PS: Irgendwann lerne ich auch noch, wie man ein richtiges Zitat einfügt!:beeten:


----------



## elchalarm (3. Juli 2007)

*AW: Verzinktes Gitter / Kindersicherung*

Wie dem auch sei... Hier im Forum habe ich so viele konstruktive Ideen und Gedanken finden können, dass ich für meinen Fall die passende Lösung herausfinden konnte. Danke dafür.

Ach ja, bevor ich´s vergess: Elchalarm = Olaf ;-)


----------



## patty4 (9. Juli 2007)

*Also noch ein Zäunchen extra...*

Hallo erstmal!

Danke, dass Ihr Euch alle so viele Gedanken macht.

Ich werde jetzt für meine Brücke noch ein Extra Geländer bestellen, so dass dann dort keiner versehentlich reinfällt.
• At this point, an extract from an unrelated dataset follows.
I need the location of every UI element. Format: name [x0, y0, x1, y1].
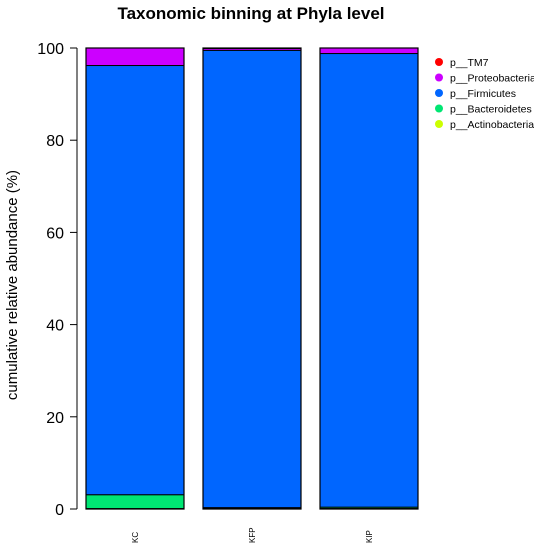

Das Gitter ist jetzt übrigens teilmontiert und so schlimm sieht es auch gar nicht aus. Und die Verletzungsgefahr die von dem Gitter ausgeht ist meiner Meinung nach auch nicht größer, als wenn man im Garten eine Treppe runterfällt oder beim Stolpern auf einen Rasenkantenstein fällt.

Für die Teichpflege lasse ich mir jezt noch ein paar Revisionsöffnungen machen und dann schaun wir mal, wie es sich bewährt...

Zum Bepflanzen des Teichs war es sogar ganz praktisch....

Wenn dann alles fertig ist, poste ich mal ein Foto.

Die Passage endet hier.